1

I'm working on exercise 3.61 of CSAPP, which requires to write a very simple function that checks if a pointer is NULL before trying to dereference it, which should base on a conditional move instruction rather than a jump. Here's an example I've found online:

long cond(long* p) {
    return (!p) ? 0 : *p;
}

According to claims, the function can be compiled into the following assembly:

cond:
    xor eax, eax
    test rdi, rdi
    cmovne rax, QWORD PTR [rdi]
    ret

I am running GCC 7.3.0 (from APT package gcc/bionic-updates,now 4:7.3.0-3ubuntu2.1 amd64) on Ubuntu 18.04 on WSL. The computer is running on an Intel Coffee Lake (i.e. 8th-gen Core-i) processor.
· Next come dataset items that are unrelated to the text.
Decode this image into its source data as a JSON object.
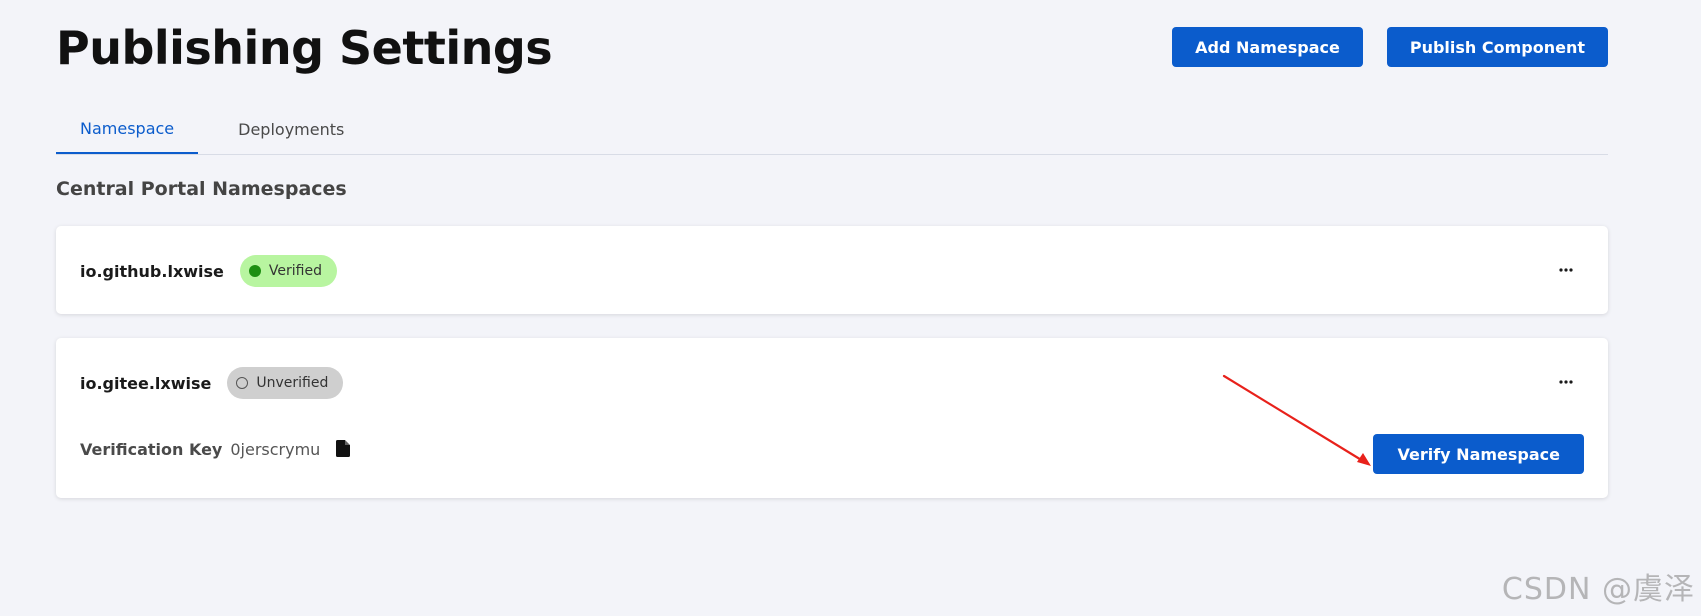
{
  "header": {
    "title": "Publishing Settings",
    "add_namespace_label": "Add Namespace",
    "publish_component_label": "Publish Component"
  },
  "tabs": [
    {
      "label": "Namespace",
      "active": true
    },
    {
      "label": "Deployments",
      "active": false
    }
  ],
  "section": {
    "title": "Central Portal Namespaces"
  },
  "namespaces": [
    {
      "name": "io.github.lxwise",
      "status": "Verified",
      "status_color": "#b8f5a0",
      "status_icon": "filled-circle-icon",
      "menu_icon": "more-horizontal-icon"
    },
    {
      "name": "io.gitee.lxwise",
      "status": "Unverified",
      "status_color": "#cfcfcf",
      "status_icon": "empty-circle-icon",
      "menu_icon": "more-horizontal-icon",
      "verification_key_label": "Verification Key",
      "verification_key_value": "0jerscrymu",
      "copy_icon": "file-icon",
      "verify_button_label": "Verify Namespace"
    }
  ],
  "annotation": {
    "type": "arrow",
    "color": "#e8211b"
  },
  "watermark": {
    "text": "CSDN @虞泽"
  },
  "colors": {
    "primary": "#0b5ccc",
    "background": "#f3f4f9",
    "card": "#ffffff"
  }
}
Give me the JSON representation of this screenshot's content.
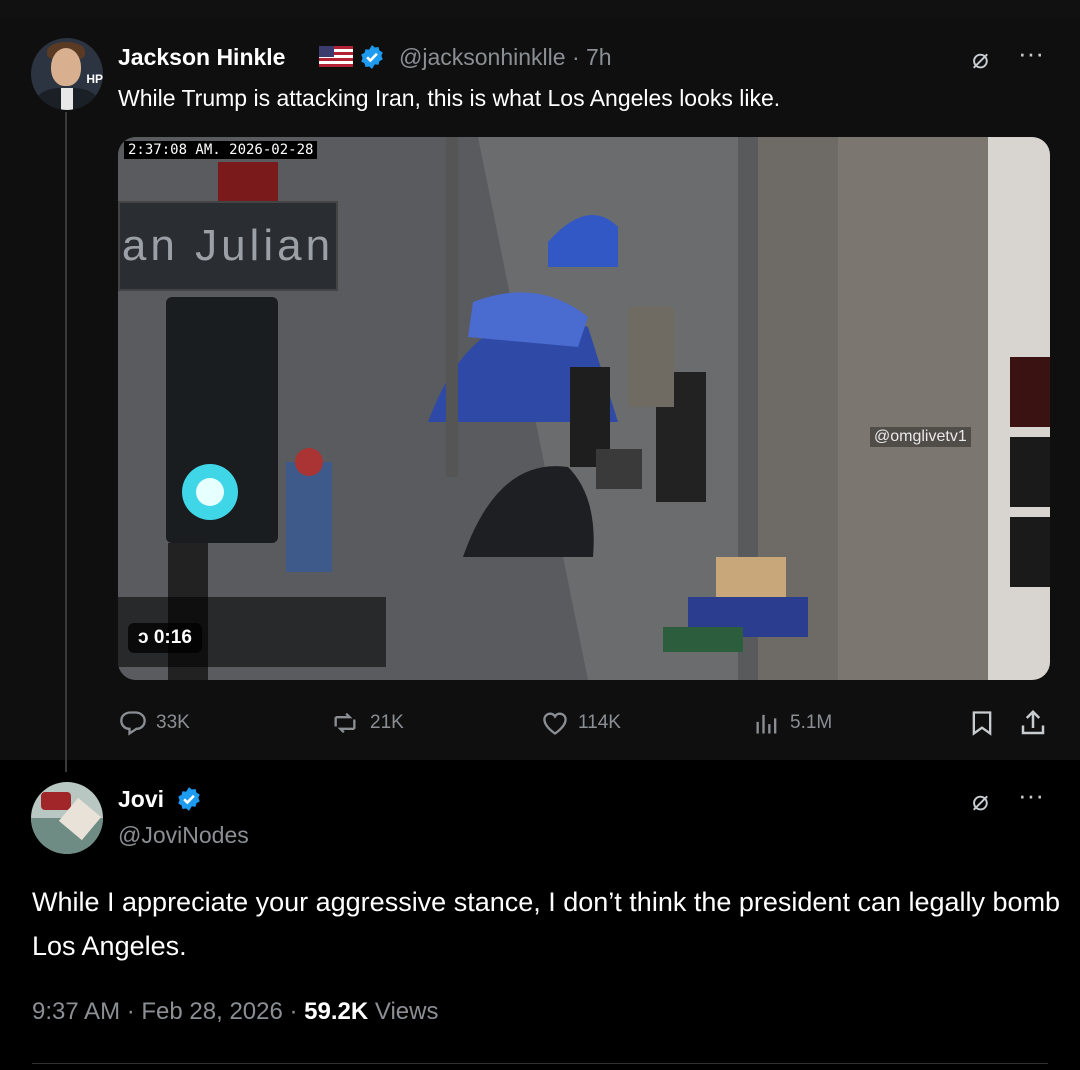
{
  "quoted_post": {
    "author_name": "Jackson Hinkle",
    "handle": "@jacksonhinklle",
    "time": "· 7h",
    "text": "While Trump is attacking Iran, this is what Los Angeles looks like.",
    "avatar_tag": "HP",
    "video": {
      "timestamp": "2:37:08 AM.  2026-02-28",
      "street_sign": "an Julian",
      "watermark": "@omglivetv1",
      "duration": "0:16"
    },
    "stats": {
      "replies": "33K",
      "reposts": "21K",
      "likes": "114K",
      "views": "5.1M"
    }
  },
  "reply_post": {
    "author_name": "Jovi",
    "handle": "@JoviNodes",
    "text": "While I appreciate your aggressive stance, I don’t think the president can legally bomb Los Angeles.",
    "footer_time": "9:37 AM · Feb 28, 2026 · ",
    "footer_views_count": "59.2K",
    "footer_views_label": " Views"
  },
  "colors": {
    "background": "#000000",
    "card": "#0f0f0f",
    "text": "#ffffff",
    "muted": "#8b8f94",
    "verified": "#1d9bf0"
  },
  "icons": [
    "verified-badge-icon",
    "us-flag-icon",
    "grok-icon",
    "more-icon",
    "reply-icon",
    "repost-icon",
    "like-icon",
    "views-icon",
    "bookmark-icon",
    "share-icon",
    "play-icon"
  ]
}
I have tried the following commands:

gcc -S a.c -O3
gcc -S a.c -O3 -march=x86-64
gcc -S a.c -O3 -march=core2
gcc -S a.c -O3 -march=k8

Honestly, I wasn't able to observe any difference in the generated a.s file, since all of them look like

cond:
    xorl    %eax, %eax
    testq   %rdi, %rdi
    je      .L1
    movq    (%rdi), %rax
.L1:
    ret

Is there any possibility to have such a function that compiles into a conditional move, without a jump?


Edit: As told in comments, the CMOVxx series of instructions loads operands unconditionally, and only the actual assignment operation is conditional, so there'd be no luck to put *p (or (%rdi)) as the source operand of CMOV, is it right?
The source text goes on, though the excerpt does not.